With 130 confirmed cases of measles in Manitoba at last official count, health experts in the province are raising alarms about the potential for the disease — which, until recently, was considered eradicated in Canada — to continue to spread.
Davinder Singh, medical officer of health with the province, told Global Winnipeg he sees new cases being reported daily, as well as additional probable cases, so the numbers are likely even higher.
“It is extremely concerning,” he said. “As we’ve mentioned before, both in Manitoba and in other jurisdictions, this is the highest number of measles cases that we’ve had since measles was declared eliminated in Canada in 1998.
“It’s extremely concerning, and it’s also sad, because it’s an entirely preventable situation.”
With the news this week that cases in Alberta continue to spike — surpassing the entire United States in terms of confirmed cases with more than 1,300 since March — Singh said health officials across Canada are monitoring the situation closely.
“I think we have to be cognizant of where and how it’s spreading — it’s spreading because of lower immunization rates,” he said.
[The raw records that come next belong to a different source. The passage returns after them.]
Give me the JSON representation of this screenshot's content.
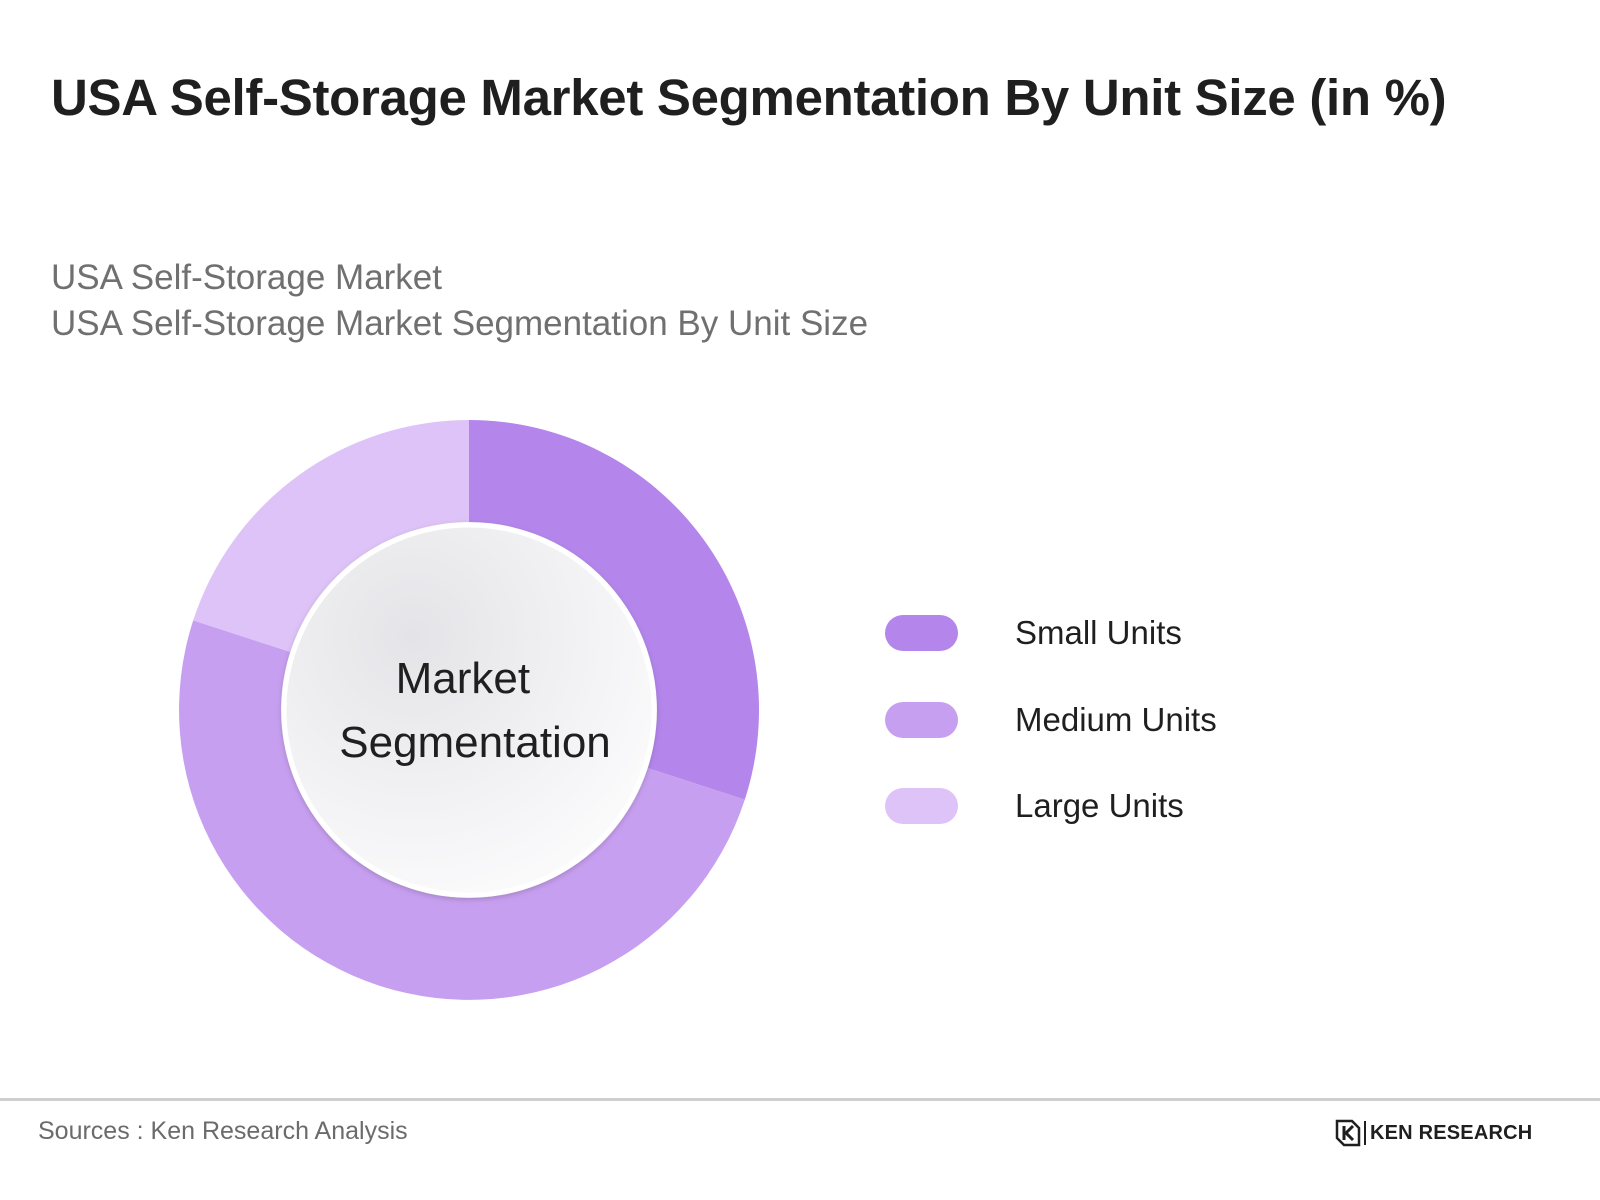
{
  "title": "USA Self-Storage Market Segmentation By Unit Size (in %)",
  "subtitle_line1": "USA Self-Storage Market",
  "subtitle_line2": "USA Self-Storage Market Segmentation By Unit Size",
  "center_label": [
    "Market",
    "Segmentation"
  ],
  "source_text": "Sources : Ken Research Analysis",
  "logo_text": "KEN RESEARCH",
  "chart_data": {
    "type": "pie",
    "style": "donut",
    "categories": [
      "Small Units",
      "Medium Units",
      "Large Units"
    ],
    "values": [
      30,
      50,
      20
    ],
    "unit": "%",
    "colors": [
      "#b486ec",
      "#c79ff0",
      "#ddc3f7"
    ],
    "legend_position": "right",
    "center_fill": "#f2f2f4"
  }
}
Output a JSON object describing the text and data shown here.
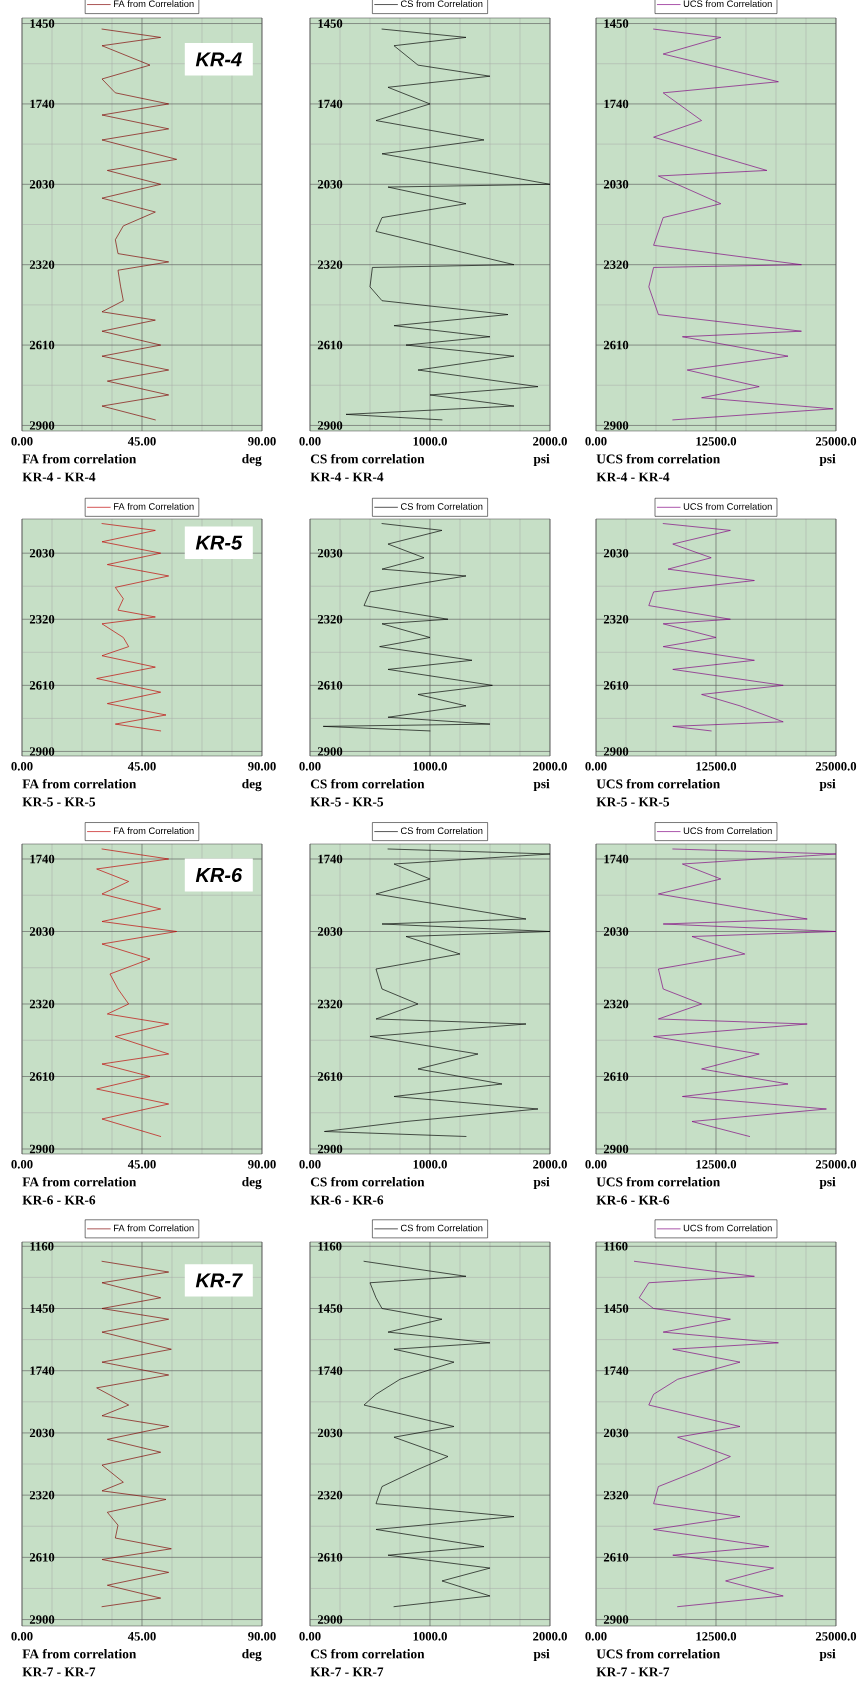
{
  "chart_data": [
    {
      "type": "line",
      "xlabel": "FA from correlation",
      "xlim": [
        0,
        90
      ],
      "xticks": [
        {
          "value": 0,
          "label": "0.00"
        },
        {
          "value": 45,
          "label": "45.00"
        },
        {
          "value": 90,
          "label": "90.00"
        }
      ],
      "ylim": [
        2920,
        1430
      ],
      "yticks": [
        1450,
        1740,
        2030,
        2320,
        2610,
        2900
      ],
      "grid": true,
      "legend": "top",
      "annotations": [
        "deg",
        "KR-4 - KR-4",
        "KR-4"
      ],
      "series": [
        {
          "name": "FA from Correlation",
          "color": "#800000",
          "x": [
            30,
            52,
            30,
            48,
            30,
            35,
            55,
            30,
            55,
            30,
            58,
            32,
            52,
            30,
            50,
            38,
            35,
            36,
            55,
            36,
            37,
            38,
            30,
            50,
            30,
            52,
            30,
            55,
            32,
            55,
            30,
            50
          ],
          "values": [
            1470,
            1500,
            1530,
            1600,
            1650,
            1700,
            1740,
            1780,
            1830,
            1870,
            1940,
            1980,
            2030,
            2080,
            2130,
            2180,
            2230,
            2280,
            2310,
            2340,
            2400,
            2450,
            2490,
            2520,
            2560,
            2610,
            2650,
            2700,
            2740,
            2790,
            2830,
            2880
          ]
        }
      ]
    },
    {
      "type": "line",
      "xlabel": "CS from correlation",
      "xlim": [
        0,
        2000
      ],
      "xticks": [
        {
          "value": 0,
          "label": "0.00"
        },
        {
          "value": 1000,
          "label": "1000.0"
        },
        {
          "value": 2000,
          "label": "2000.0"
        }
      ],
      "ylim": [
        2920,
        1430
      ],
      "yticks": [
        1450,
        1740,
        2030,
        2320,
        2610,
        2900
      ],
      "grid": true,
      "legend": "top",
      "annotations": [
        "psi",
        "KR-4 - KR-4"
      ],
      "series": [
        {
          "name": "CS from Correlation",
          "color": "#000000",
          "x": [
            600,
            1300,
            700,
            900,
            1500,
            650,
            1000,
            550,
            1450,
            600,
            2000,
            650,
            1300,
            600,
            550,
            1700,
            520,
            500,
            600,
            1650,
            700,
            1500,
            800,
            1700,
            900,
            1900,
            1000,
            1700,
            300,
            1100
          ],
          "values": [
            1470,
            1500,
            1530,
            1600,
            1640,
            1680,
            1740,
            1800,
            1870,
            1920,
            2030,
            2040,
            2100,
            2150,
            2200,
            2320,
            2330,
            2400,
            2450,
            2500,
            2540,
            2580,
            2610,
            2650,
            2700,
            2760,
            2790,
            2830,
            2860,
            2880
          ]
        }
      ]
    },
    {
      "type": "line",
      "xlabel": "UCS from correlation",
      "xlim": [
        0,
        25000
      ],
      "xticks": [
        {
          "value": 0,
          "label": "0.00"
        },
        {
          "value": 12500,
          "label": "12500.0"
        },
        {
          "value": 25000,
          "label": "25000.0"
        }
      ],
      "ylim": [
        2920,
        1430
      ],
      "yticks": [
        1450,
        1740,
        2030,
        2320,
        2610,
        2900
      ],
      "grid": true,
      "legend": "top",
      "annotations": [
        "psi",
        "KR-4 - KR-4"
      ],
      "series": [
        {
          "name": "UCS from Correlation",
          "color": "#800080",
          "x": [
            6000,
            13000,
            7000,
            19000,
            7000,
            11000,
            6000,
            17800,
            6500,
            13000,
            7000,
            6000,
            21400,
            6000,
            5500,
            6500,
            21400,
            9000,
            20000,
            9500,
            17000,
            11000,
            24700,
            8000
          ],
          "values": [
            1470,
            1500,
            1560,
            1660,
            1700,
            1800,
            1860,
            1980,
            2000,
            2100,
            2150,
            2250,
            2320,
            2330,
            2400,
            2500,
            2560,
            2580,
            2650,
            2700,
            2760,
            2800,
            2840,
            2880
          ]
        }
      ]
    },
    {
      "type": "line",
      "xlabel": "FA from correlation",
      "xlim": [
        0,
        90
      ],
      "xticks": [
        {
          "value": 0,
          "label": "0.00"
        },
        {
          "value": 45,
          "label": "45.00"
        },
        {
          "value": 90,
          "label": "90.00"
        }
      ],
      "ylim": [
        2920,
        1880
      ],
      "yticks": [
        2030,
        2320,
        2610,
        2900
      ],
      "grid": true,
      "legend": "top",
      "annotations": [
        "deg",
        "KR-5 - KR-5",
        "KR-5"
      ],
      "series": [
        {
          "name": "FA from Correlation",
          "color": "#c00000",
          "x": [
            30,
            50,
            30,
            52,
            32,
            55,
            35,
            38,
            36,
            50,
            30,
            38,
            40,
            30,
            50,
            28,
            52,
            32,
            54,
            35,
            52
          ],
          "values": [
            1900,
            1930,
            1980,
            2030,
            2080,
            2130,
            2180,
            2230,
            2280,
            2310,
            2340,
            2400,
            2440,
            2480,
            2530,
            2580,
            2640,
            2690,
            2740,
            2780,
            2810
          ]
        }
      ]
    },
    {
      "type": "line",
      "xlabel": "CS from correlation",
      "xlim": [
        0,
        2000
      ],
      "xticks": [
        {
          "value": 0,
          "label": "0.00"
        },
        {
          "value": 1000,
          "label": "1000.0"
        },
        {
          "value": 2000,
          "label": "2000.0"
        }
      ],
      "ylim": [
        2920,
        1880
      ],
      "yticks": [
        2030,
        2320,
        2610,
        2900
      ],
      "grid": true,
      "legend": "top",
      "annotations": [
        "psi",
        "KR-5 - KR-5"
      ],
      "series": [
        {
          "name": "CS from Correlation",
          "color": "#000000",
          "x": [
            600,
            1100,
            650,
            950,
            600,
            1300,
            500,
            450,
            1150,
            600,
            1000,
            580,
            1350,
            650,
            1520,
            900,
            1300,
            650,
            1500,
            110,
            1000
          ],
          "values": [
            1900,
            1930,
            1990,
            2050,
            2100,
            2130,
            2200,
            2260,
            2320,
            2340,
            2400,
            2440,
            2500,
            2540,
            2610,
            2650,
            2700,
            2750,
            2780,
            2790,
            2810
          ]
        }
      ]
    },
    {
      "type": "line",
      "xlabel": "UCS from correlation",
      "xlim": [
        0,
        25000
      ],
      "xticks": [
        {
          "value": 0,
          "label": "0.00"
        },
        {
          "value": 12500,
          "label": "12500.0"
        },
        {
          "value": 25000,
          "label": "25000.0"
        }
      ],
      "ylim": [
        2920,
        1880
      ],
      "yticks": [
        2030,
        2320,
        2610,
        2900
      ],
      "grid": true,
      "legend": "top",
      "annotations": [
        "psi",
        "KR-5 - KR-5"
      ],
      "series": [
        {
          "name": "UCS from Correlation",
          "color": "#800080",
          "x": [
            7000,
            14000,
            8000,
            12000,
            7500,
            16500,
            6000,
            5500,
            14000,
            7000,
            12500,
            7000,
            16500,
            8000,
            19500,
            11000,
            15000,
            19500,
            8000,
            12000
          ],
          "values": [
            1900,
            1930,
            1990,
            2050,
            2100,
            2150,
            2200,
            2260,
            2320,
            2340,
            2400,
            2440,
            2500,
            2540,
            2610,
            2650,
            2700,
            2770,
            2790,
            2810
          ]
        }
      ]
    },
    {
      "type": "line",
      "xlabel": "FA from correlation",
      "xlim": [
        0,
        90
      ],
      "xticks": [
        {
          "value": 0,
          "label": "0.00"
        },
        {
          "value": 45,
          "label": "45.00"
        },
        {
          "value": 90,
          "label": "90.00"
        }
      ],
      "ylim": [
        2920,
        1680
      ],
      "yticks": [
        1740,
        2030,
        2320,
        2610,
        2900
      ],
      "grid": true,
      "legend": "top",
      "annotations": [
        "deg",
        "KR-6 - KR-6",
        "KR-6"
      ],
      "series": [
        {
          "name": "FA from Correlation",
          "color": "#c00000",
          "x": [
            30,
            55,
            28,
            40,
            30,
            52,
            30,
            58,
            30,
            48,
            33,
            36,
            40,
            32,
            55,
            35,
            55,
            30,
            48,
            28,
            55,
            30,
            52
          ],
          "values": [
            1700,
            1740,
            1780,
            1830,
            1880,
            1940,
            1990,
            2030,
            2080,
            2140,
            2200,
            2260,
            2320,
            2360,
            2400,
            2450,
            2520,
            2560,
            2610,
            2660,
            2720,
            2780,
            2850
          ]
        }
      ]
    },
    {
      "type": "line",
      "xlabel": "CS from correlation",
      "xlim": [
        0,
        2000
      ],
      "xticks": [
        {
          "value": 0,
          "label": "0.00"
        },
        {
          "value": 1000,
          "label": "1000.0"
        },
        {
          "value": 2000,
          "label": "2000.0"
        }
      ],
      "ylim": [
        2920,
        1680
      ],
      "yticks": [
        1740,
        2030,
        2320,
        2610,
        2900
      ],
      "grid": true,
      "legend": "top",
      "annotations": [
        "psi",
        "KR-6 - KR-6"
      ],
      "series": [
        {
          "name": "CS from Correlation",
          "color": "#000000",
          "x": [
            650,
            2000,
            700,
            1000,
            550,
            1800,
            600,
            2000,
            800,
            1250,
            550,
            600,
            900,
            550,
            1800,
            500,
            1400,
            900,
            1600,
            700,
            1900,
            800,
            120,
            1300
          ],
          "values": [
            1700,
            1720,
            1760,
            1820,
            1880,
            1980,
            2000,
            2030,
            2050,
            2120,
            2180,
            2260,
            2320,
            2380,
            2400,
            2450,
            2520,
            2580,
            2640,
            2690,
            2740,
            2790,
            2830,
            2850
          ]
        }
      ]
    },
    {
      "type": "line",
      "xlabel": "UCS from correlation",
      "xlim": [
        0,
        25000
      ],
      "xticks": [
        {
          "value": 0,
          "label": "0.00"
        },
        {
          "value": 12500,
          "label": "12500.0"
        },
        {
          "value": 25000,
          "label": "25000.0"
        }
      ],
      "ylim": [
        2920,
        1680
      ],
      "yticks": [
        1740,
        2030,
        2320,
        2610,
        2900
      ],
      "grid": true,
      "legend": "top",
      "annotations": [
        "psi",
        "KR-6 - KR-6"
      ],
      "series": [
        {
          "name": "UCS from Correlation",
          "color": "#800080",
          "x": [
            8000,
            25000,
            9000,
            13000,
            6500,
            22000,
            7000,
            25000,
            10000,
            15500,
            6500,
            7000,
            11000,
            6500,
            22000,
            6000,
            17000,
            11000,
            20000,
            9000,
            24000,
            10000,
            16000
          ],
          "values": [
            1700,
            1720,
            1760,
            1820,
            1880,
            1980,
            2000,
            2030,
            2050,
            2120,
            2180,
            2260,
            2320,
            2380,
            2400,
            2450,
            2520,
            2580,
            2640,
            2690,
            2740,
            2790,
            2850
          ]
        }
      ]
    },
    {
      "type": "line",
      "xlabel": "FA from correlation",
      "xlim": [
        0,
        90
      ],
      "xticks": [
        {
          "value": 0,
          "label": "0.00"
        },
        {
          "value": 45,
          "label": "45.00"
        },
        {
          "value": 90,
          "label": "90.00"
        }
      ],
      "ylim": [
        2930,
        1140
      ],
      "yticks": [
        1160,
        1450,
        1740,
        2030,
        2320,
        2610,
        2900
      ],
      "grid": true,
      "legend": "top",
      "annotations": [
        "deg",
        "KR-7 - KR-7",
        "KR-7"
      ],
      "series": [
        {
          "name": "FA from Correlation",
          "color": "#800000",
          "x": [
            30,
            55,
            30,
            52,
            30,
            55,
            30,
            56,
            30,
            55,
            28,
            40,
            30,
            55,
            32,
            52,
            30,
            38,
            30,
            54,
            32,
            36,
            35,
            56,
            30,
            55,
            32,
            52,
            30
          ],
          "values": [
            1230,
            1280,
            1330,
            1400,
            1450,
            1500,
            1560,
            1640,
            1700,
            1760,
            1820,
            1900,
            1950,
            2000,
            2060,
            2120,
            2180,
            2260,
            2300,
            2340,
            2400,
            2460,
            2520,
            2570,
            2620,
            2680,
            2740,
            2800,
            2840
          ]
        }
      ]
    },
    {
      "type": "line",
      "xlabel": "CS from correlation",
      "xlim": [
        0,
        2000
      ],
      "xticks": [
        {
          "value": 0,
          "label": "0.00"
        },
        {
          "value": 1000,
          "label": "1000.0"
        },
        {
          "value": 2000,
          "label": "2000.0"
        }
      ],
      "ylim": [
        2930,
        1140
      ],
      "yticks": [
        1160,
        1450,
        1740,
        2030,
        2320,
        2610,
        2900
      ],
      "grid": true,
      "legend": "top",
      "annotations": [
        "psi",
        "KR-7 - KR-7"
      ],
      "series": [
        {
          "name": "CS from Correlation",
          "color": "#000000",
          "x": [
            450,
            1300,
            500,
            550,
            600,
            1100,
            650,
            1500,
            700,
            1200,
            750,
            550,
            450,
            1200,
            700,
            1150,
            900,
            600,
            550,
            1700,
            550,
            1450,
            650,
            1500,
            1100,
            1500,
            700
          ],
          "values": [
            1230,
            1300,
            1330,
            1400,
            1450,
            1500,
            1560,
            1610,
            1640,
            1700,
            1780,
            1850,
            1900,
            2000,
            2050,
            2140,
            2200,
            2280,
            2360,
            2420,
            2480,
            2560,
            2600,
            2660,
            2720,
            2790,
            2840
          ]
        }
      ]
    },
    {
      "type": "line",
      "xlabel": "UCS from correlation",
      "xlim": [
        0,
        25000
      ],
      "xticks": [
        {
          "value": 0,
          "label": "0.00"
        },
        {
          "value": 12500,
          "label": "12500.0"
        },
        {
          "value": 25000,
          "label": "25000.0"
        }
      ],
      "ylim": [
        2930,
        1140
      ],
      "yticks": [
        1160,
        1450,
        1740,
        2030,
        2320,
        2610,
        2900
      ],
      "grid": true,
      "legend": "top",
      "annotations": [
        "psi",
        "KR-7 - KR-7"
      ],
      "series": [
        {
          "name": "UCS from Correlation",
          "color": "#800080",
          "x": [
            4000,
            16500,
            5500,
            4500,
            6000,
            14000,
            7000,
            19000,
            8000,
            15000,
            8500,
            6000,
            5500,
            15000,
            8500,
            14000,
            11000,
            6500,
            6000,
            15000,
            6000,
            18000,
            8000,
            18500,
            13500,
            19500,
            8500
          ],
          "values": [
            1230,
            1300,
            1330,
            1400,
            1450,
            1500,
            1560,
            1610,
            1640,
            1700,
            1780,
            1850,
            1900,
            2000,
            2050,
            2140,
            2200,
            2280,
            2360,
            2420,
            2480,
            2560,
            2600,
            2660,
            2720,
            2790,
            2840
          ]
        }
      ]
    }
  ]
}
“The people and the communities that are particularly at risk are those who have lower immunization rates, those people who are not immunized against measles.
“We know that even one dose of measles-containing vaccine is extremely effective — one dose is about 93 per cent effective at preventing measles disease, and two doses is even better.”
Of particular concern, Singh said, the vast majority of reported measles cases in Manitoba are children, due in part to decreasing rates of childhood immunization.
The Southern Health region has the lowest measles immunization rates among young children. Just 63.8 per cent of two-year-olds were immunized in 2023 (the latest year data is available) compared to 84.6 per cent in the Winnipeg Regional Health Authority and 83.5 per cent in Prairie Mountain Health.
The challenge for health officials is to convince skeptical parents of the benefits of immunization — something Singh admits is not an easy task when people have strongly-held views.
“The exact reasons for each individual person and family changes as you talk to them,” he said, “and our public health teams have talked to to lots of different families about their immunization choices and why they may choose not to be immunized.
“There can be different reasons but a lot of it centres around incorrect beliefs around the effectiveness of the vaccine or the safety of the vaccine, or the risks involved with the infection.”
The key, Singh said, is to build trust with families and communities — something that takes time — and to ensure the information is accurate and coming from a trusted source.
Epidemiologist Cynthia Carr, founder of EPI Research, shares Singh’s view on building trust with people who may be skeptical about vaccines.
“I think we have to understand who our community members trust, and partner with those community members,” Carr said.
“The trusted community member doesn’t have to be a medical doctor, but that trusted community member does need to be relaying the accurate scientific information and providing the pathway to further information in the appropriate health care area — whether it be public health, or your nurse practitioner, or your physician.”
Carr called the current situation problematic f0r the present, as well as potentially for the future, as Manitoba — and Canada as a whole — doesn’t want measles to become endemic and continue circulating in the population.
“I don’t really want to use the word ‘alarming’,” she said, “but I don’t think that’s an inappropriate term to use at this point.”